Guido Renner, Global Sales Director bei Isabellenhütte, erinnert daran, »dass in China, dem weltweit größten Markt für EV-Fahrzeuge, chinesische OEMs wie BYD, Changan, Geely, GAC, Nio oder Xpent auf dem Vormarsch sind und deutsche und europäische Automobilhersteller erhebliche Marktanteile verlieren«. Es gäbe in China über 90 Marken sowie über 300 Modelle, wovon zehn Modelle etwa 45 Prozent des chinesischen EV-Marktes ausmachten. In Deutschland berichtet Renner von Auftragsverschiebungen im Kurzfristbereich, »sodass wir etwa 20 bis 30 Prozent unter den vereinbarten Margen für 2023 liegen«.
Helge Puhlmann, European President bei Yamaichi Electronics, fühlt sich an die Entwicklung im PV-Bereich erinnert, wenn er auf den Preiskampf auf dem chinesischen EV-Automarkt schaut, »indem europäische oder amerikanische Hersteller mit Ausnahme von Tesla keine Chance haben«. Wie das im Fall der PV-Module ausging, sei ja bekannt, »europäische Hersteller sind da nicht mehr existent«. Puhlmann ist sich sicher: »Nur wenn es Europa schafft, sich in zwei Schlüsselbereichen, nämlich der Zelltechnologie und der Software, unabhängig zu machen von chinesischen und amerikanischen Anbietern, wird es auch in 20 Jahren noch eine signifikante Automobilindustrie in Europa geben.«
Und wie beurteilen die Distributoren die Lage? »Bis zum April hielten sich Umsatz und Auftragseingang noch die Waage, danach kehrte sich die Situation um«, stellt Stefan Sutalo, Vice President Product Marketing Passive Components bei Rutronik, fest; »das gilt aber sowohl für den deutschen wie den globalen Markt«. Bei den deutschen Automobilherstellern bemängelt er die Konzentration auf die Oberklasse. »Was fehlt, sind Angebote in den unteren Klassen, besonders die VW-Gruppe steht hier vor großen Herausforderungen.
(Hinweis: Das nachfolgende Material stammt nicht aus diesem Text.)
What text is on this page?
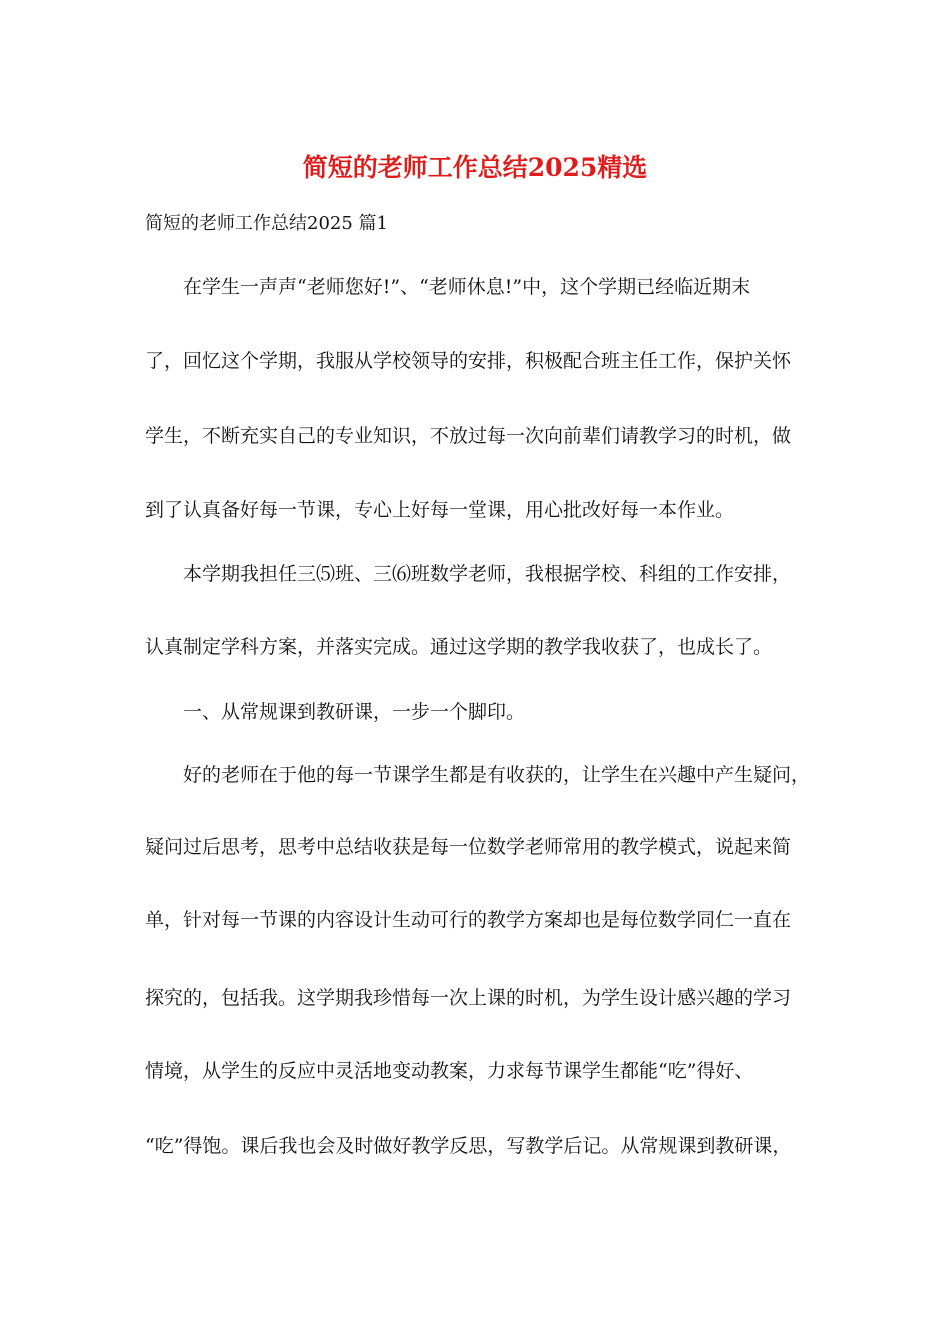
简短的老师工作总结2025精选

简短的老师工作总结2025 篇1

在学生一声声“老师您好!”、“老师休息!”中，这个学期已经临近期末

了，回忆这个学期，我服从学校领导的安排，积极配合班主任工作，保护关怀

学生，不断充实自己的专业知识，不放过每一次向前辈们请教学习的时机，做

到了认真备好每一节课，专心上好每一堂课，用心批改好每一本作业。

本学期我担任三⑸班、三⑹班数学老师，我根据学校、科组的工作安排，

认真制定学科方案，并落实完成。通过这学期的教学我收获了，也成长了。

一、从常规课到教研课，一步一个脚印。

好的老师在于他的每一节课学生都是有收获的，让学生在兴趣中产生疑问，

疑问过后思考，思考中总结收获是每一位数学老师常用的教学模式，说起来简

单，针对每一节课的内容设计生动可行的教学方案却也是每位数学同仁一直在

探究的，包括我。这学期我珍惜每一次上课的时机，为学生设计感兴趣的学习

情境，从学生的反应中灵活地变动教案，力求每节课学生都能“吃”得好、

“吃”得饱。课后我也会及时做好教学反思，写教学后记。从常规课到教研课，
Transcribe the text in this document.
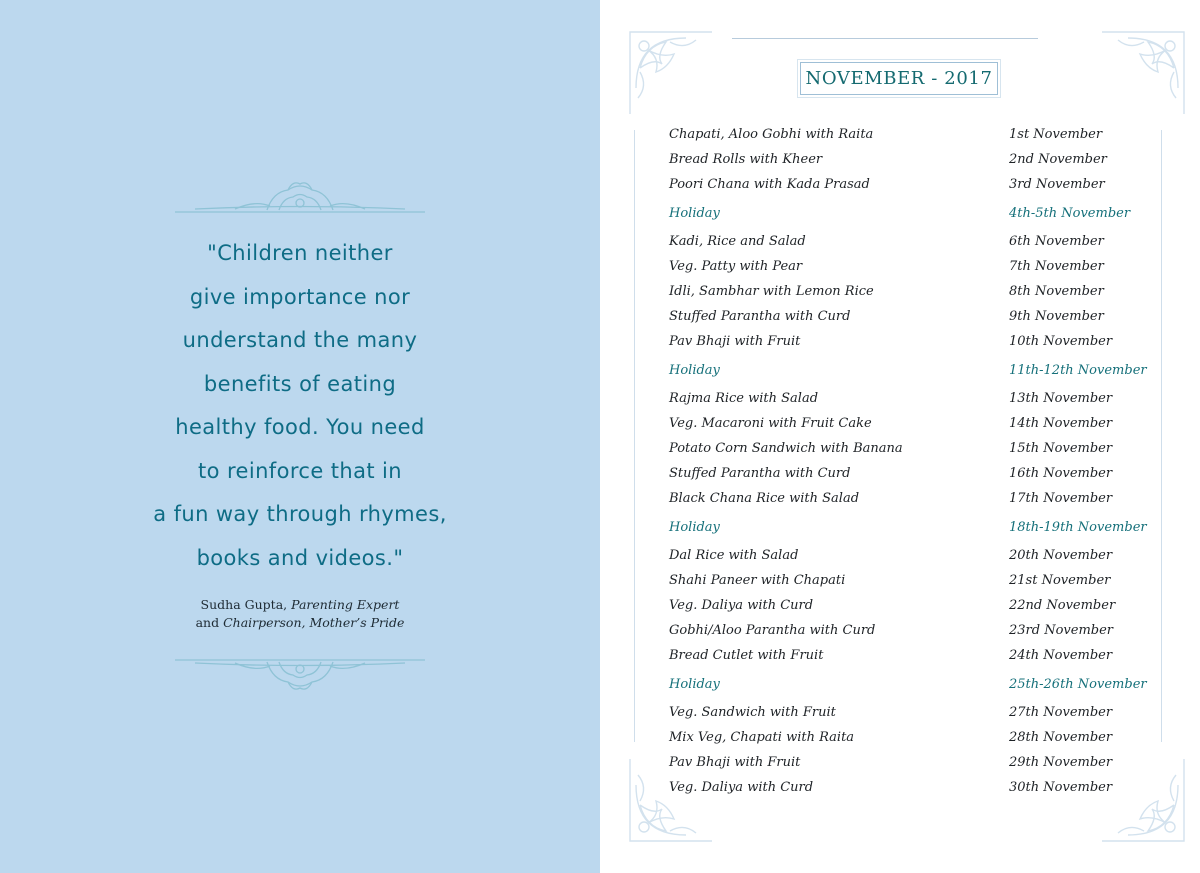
"Children neither
give importance nor
understand the many
benefits of eating
healthy food. You need
to reinforce that in
a fun way through rhymes,
books and videos."
Sudha Gupta, Parenting Expert
and Chairperson, Mother’s Pride
NOVEMBER - 2017
Chapati, Aloo Gobhi with Raita	1st November
Bread Rolls with Kheer	2nd November
Poori Chana with Kada Prasad	3rd November
Holiday	4th-5th November
Kadi, Rice and Salad	6th November
Veg. Patty with Pear	7th November
Idli, Sambhar with Lemon Rice	8th November
Stuffed Parantha with Curd	9th November
Pav Bhaji with Fruit	10th November
Holiday	11th-12th November
Rajma Rice with Salad	13th November
Veg. Macaroni with Fruit Cake	14th November
Potato Corn Sandwich with Banana	15th November
Stuffed Parantha with Curd	16th November
Black Chana Rice with Salad	17th November
Holiday	18th-19th November
Dal Rice with Salad	20th November
Shahi Paneer with Chapati	21st November
Veg. Daliya with Curd	22nd November
Gobhi/Aloo Parantha with Curd	23rd November
Bread Cutlet with Fruit	24th November
Holiday	25th-26th November
Veg. Sandwich with Fruit	27th November
Mix Veg, Chapati with Raita	28th November
Pav Bhaji with Fruit	29th November
Veg. Daliya with Curd	30th November
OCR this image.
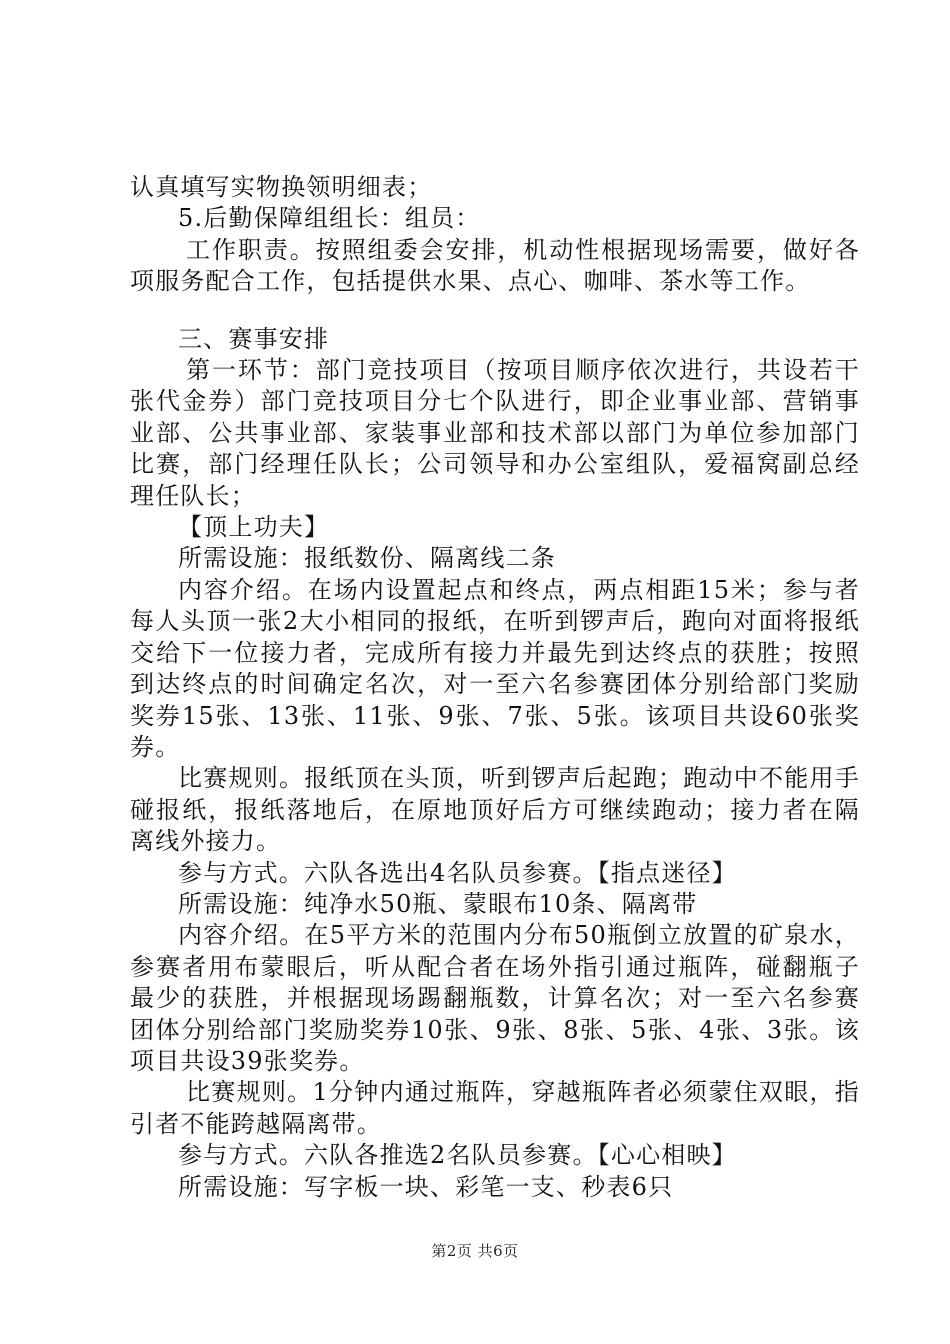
认真填写实物换领明细表；

5.后勤保障组组长：组员：

工作职责。按照组委会安排，机动性根据现场需要，做好各项服务配合工作，包括提供水果、点心、咖啡、茶水等工作。

三、赛事安排

第一环节：部门竞技项目（按项目顺序依次进行，共设若干张代金券）部门竞技项目分七个队进行，即企业事业部、营销事业部、公共事业部、家装事业部和技术部以部门为单位参加部门比赛，部门经理任队长；公司领导和办公室组队，爱福窝副总经理任队长；

【顶上功夫】

所需设施：报纸数份、隔离线二条

内容介绍。在场内设置起点和终点，两点相距15米；参与者每人头顶一张2大小相同的报纸，在听到锣声后，跑向对面将报纸交给下一位接力者，完成所有接力并最先到达终点的获胜；按照到达终点的时间确定名次，对一至六名参赛团体分别给部门奖励奖券15张、13张、11张、9张、7张、5张。该项目共设60张奖券。

比赛规则。报纸顶在头顶，听到锣声后起跑；跑动中不能用手碰报纸，报纸落地后，在原地顶好后方可继续跑动；接力者在隔离线外接力。

参与方式。六队各选出4名队员参赛。【指点迷径】

所需设施：纯净水50瓶、蒙眼布10条、隔离带

内容介绍。在5平方米的范围内分布50瓶倒立放置的矿泉水，参赛者用布蒙眼后，听从配合者在场外指引通过瓶阵，碰翻瓶子最少的获胜，并根据现场踢翻瓶数，计算名次；对一至六名参赛团体分别给部门奖励奖券10张、9张、8张、5张、4张、3张。该项目共设39张奖券。

比赛规则。1分钟内通过瓶阵，穿越瓶阵者必须蒙住双眼，指引者不能跨越隔离带。

参与方式。六队各推选2名队员参赛。【心心相映】

所需设施：写字板一块、彩笔一支、秒表6只

第2页 共6页
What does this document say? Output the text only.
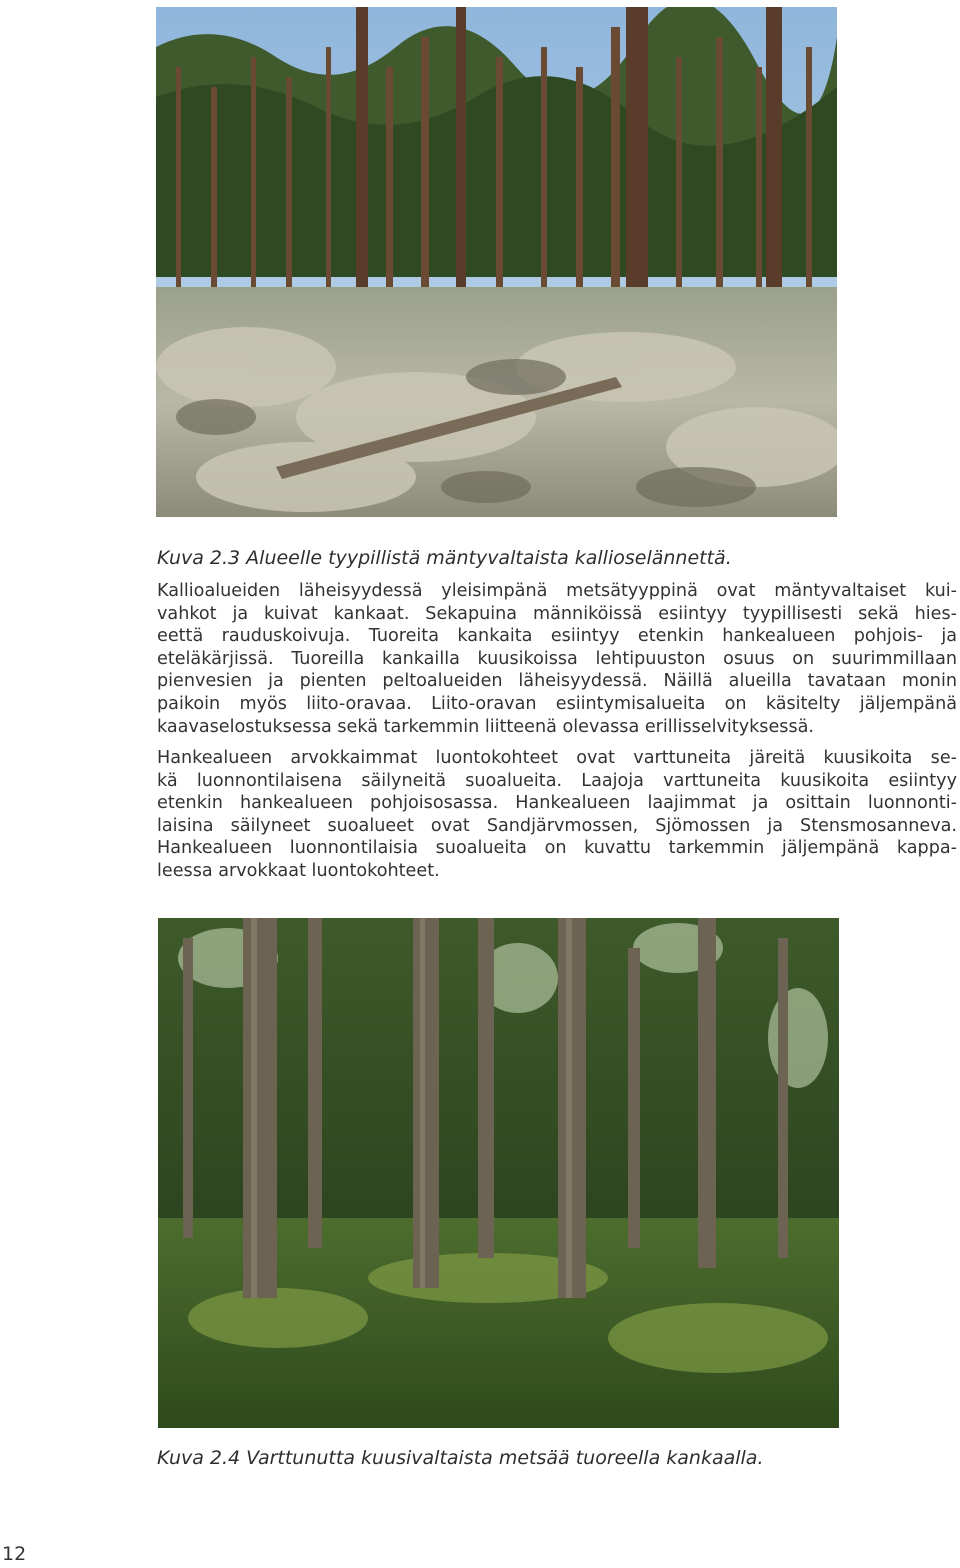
Kuva 2.3 Alueelle tyypillistä mäntyvaltaista kallioselännettä.
Kallioalueiden läheisyydessä yleisimpänä metsätyyppinä ovat mäntyvaltaiset kui-
vahkot ja kuivat kankaat. Sekapuina männiköissä esiintyy tyypillisesti sekä hies-
eettä rauduskoivuja. Tuoreita kankaita esiintyy etenkin hankealueen pohjois- ja
eteläkärjissä. Tuoreilla kankailla kuusikoissa lehtipuuston osuus on suurimmillaan
pienvesien ja pienten peltoalueiden läheisyydessä. Näillä alueilla tavataan monin
paikoin myös liito-oravaa. Liito-oravan esiintymisalueita on käsitelty jäljempänä
kaavaselostuksessa sekä tarkemmin liitteenä olevassa erillisselvityksessä.
Hankealueen arvokkaimmat luontokohteet ovat varttuneita järeitä kuusikoita se-
kä luonnontilaisena säilyneitä suoalueita. Laajoja varttuneita kuusikoita esiintyy
etenkin hankealueen pohjoisosassa. Hankealueen laajimmat ja osittain luonnonti-
laisina säilyneet suoalueet ovat Sandjärvmossen, Sjömossen ja Stensmosanneva.
Hankealueen luonnontilaisia suoalueita on kuvattu tarkemmin jäljempänä kappa-
leessa arvokkaat luontokohteet.
Kuva 2.4 Varttunutta kuusivaltaista metsää tuoreella kankaalla.
12
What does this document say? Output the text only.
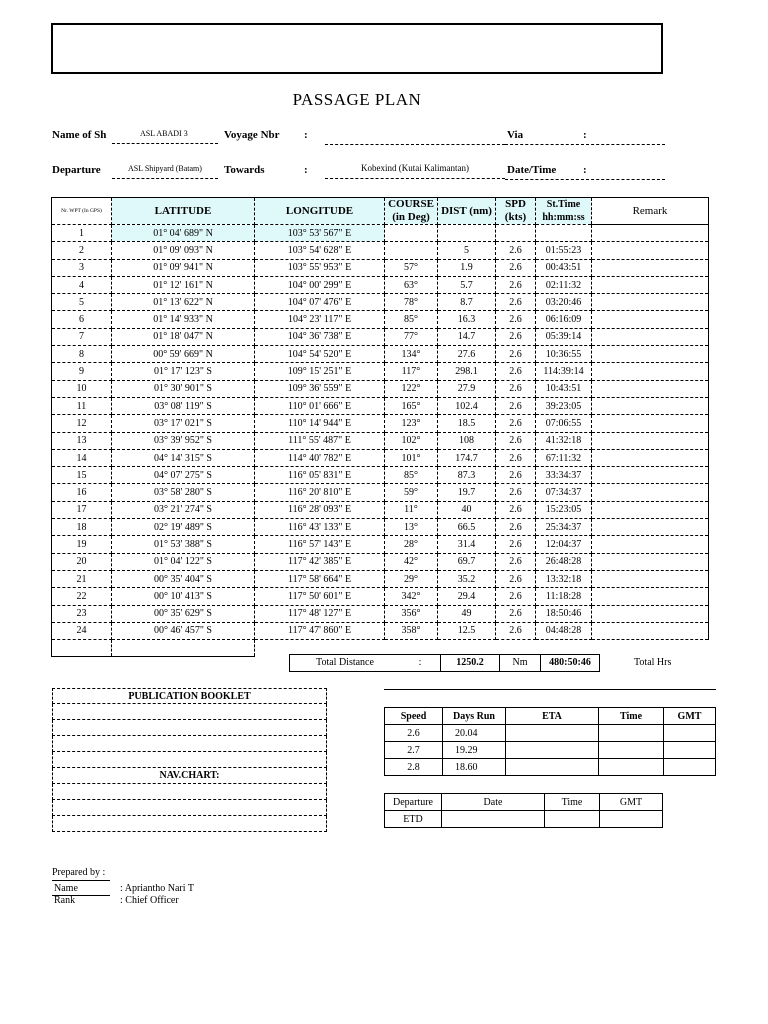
PASSAGE PLAN
Name of Sh	ASL ABADI 3	Voyage Nbr :	Via	:
Departure	ASL Shipyard (Batam)	Towards	:	Kobexind (Kutai Kalimantan)	Date/Time :
Nr. WPT (In GPS)	LATITUDE	LONGITUDE	COURSE (in Deg)	DIST (nm)	SPD (kts)	St.Time hh:mm:ss	Remark
1	01° 04' 689" N	103° 53' 567" E					
2	01° 09' 093" N	103° 54' 628" E		5	2.6	01:55:23	
3	01° 09' 941" N	103° 55' 953" E	57°	1.9	2.6	00:43:51	
4	01° 12' 161" N	104° 00' 299" E	63°	5.7	2.6	02:11:32	
5	01° 13' 622" N	104° 07' 476" E	78°	8.7	2.6	03:20:46	
6	01° 14' 933" N	104° 23' 117" E	85°	16.3	2.6	06:16:09	
7	01° 18' 047" N	104° 36' 738" E	77°	14.7	2.6	05:39:14	
8	00° 59' 669" N	104° 54' 520" E	134°	27.6	2.6	10:36:55	
9	01° 17' 123" S	109° 15' 251" E	117°	298.1	2.6	114:39:14	
10	01° 30' 901" S	109° 36' 559" E	122°	27.9	2.6	10:43:51	
11	03° 08' 119" S	110° 01' 666" E	165°	102.4	2.6	39:23:05	
12	03° 17' 021" S	110° 14' 944" E	123°	18.5	2.6	07:06:55	
13	03° 39' 952" S	111° 55' 487" E	102°	108	2.6	41:32:18	
14	04° 14' 315" S	114° 40' 782" E	101°	174.7	2.6	67:11:32	
15	04° 07' 275" S	116° 05' 831" E	85°	87.3	2.6	33:34:37	
16	03° 58' 280" S	116° 20' 810" E	59°	19.7	2.6	07:34:37	
17	03° 21' 274" S	116° 28' 093" E	11°	40	2.6	15:23:05	
18	02° 19' 489" S	116° 43' 133" E	13°	66.5	2.6	25:34:37	
19	01° 53' 388" S	116° 57' 143" E	28°	31.4	2.6	12:04:37	
20	01° 04' 122" S	117° 42' 385" E	42°	69.7	2.6	26:48:28	
21	00° 35' 404" S	117° 58' 664" E	29°	35.2	2.6	13:32:18	
22	00° 10' 413" S	117° 50' 601" E	342°	29.4	2.6	11:18:28	
23	00° 35' 629" S	117° 48' 127" E	356°	49	2.6	18:50:46	
24	00° 46' 457" S	117° 47' 860" E	358°	12.5	2.6	04:48:28	

Total Distance	:	1250.2	Nm	480:50:46	Total Hrs
PUBLICATION BOOKLET
NAV.CHART:
Speed	Days Run	ETA	Time	GMT
2.6	20.04			
2.7	19.29			
2.8	18.60			
Departure	Date	Time	GMT
ETD			
Prepared by :
Name	: Apriantho Nari T
Rank	: Chief Officer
Wir bräuchten den ID2 jetzt, zu den versprochenen Preisen, der ID3 ist hier zu teuer.« Helfen würde nach seiner Einschätzung auch eine weitere Reduktion der Strompreise. Ein Punkt, an dem sich auch der ZVEI bereits eingebracht hat. Der Branchenverband fordert, dass der Strompreis von bestehenden Abgaben wie der Konzessionsabgabe und Umlagen entlastet wird und die Stromsteuer auf europäisches Mindestmaß abgesenkt wird.
Antonio Rodas schließlich, CTO von Endrich Bauelemente, hat den Eindruck, dass sich die deutschen Automobilhersteller mit der Umstellung auf die Elektromobilität wesentlich schwerer tun als die Konkurrenz aus Übersee: »Allgemein sieht es so aus, als ob der Markt für E-Mobility in Asien und den USA positiver gestellt ist als in Europa.« Da verwundert es nicht, dass es auch bei den wenigen, klar zuordenbaren E-Mobilitätsprojekten zu Verschiebungsanfragen gekommen ist, wenn auch nicht in dem Umfang wie bei klassischen Automotive-Aufträgen, wie Rodas feststellt.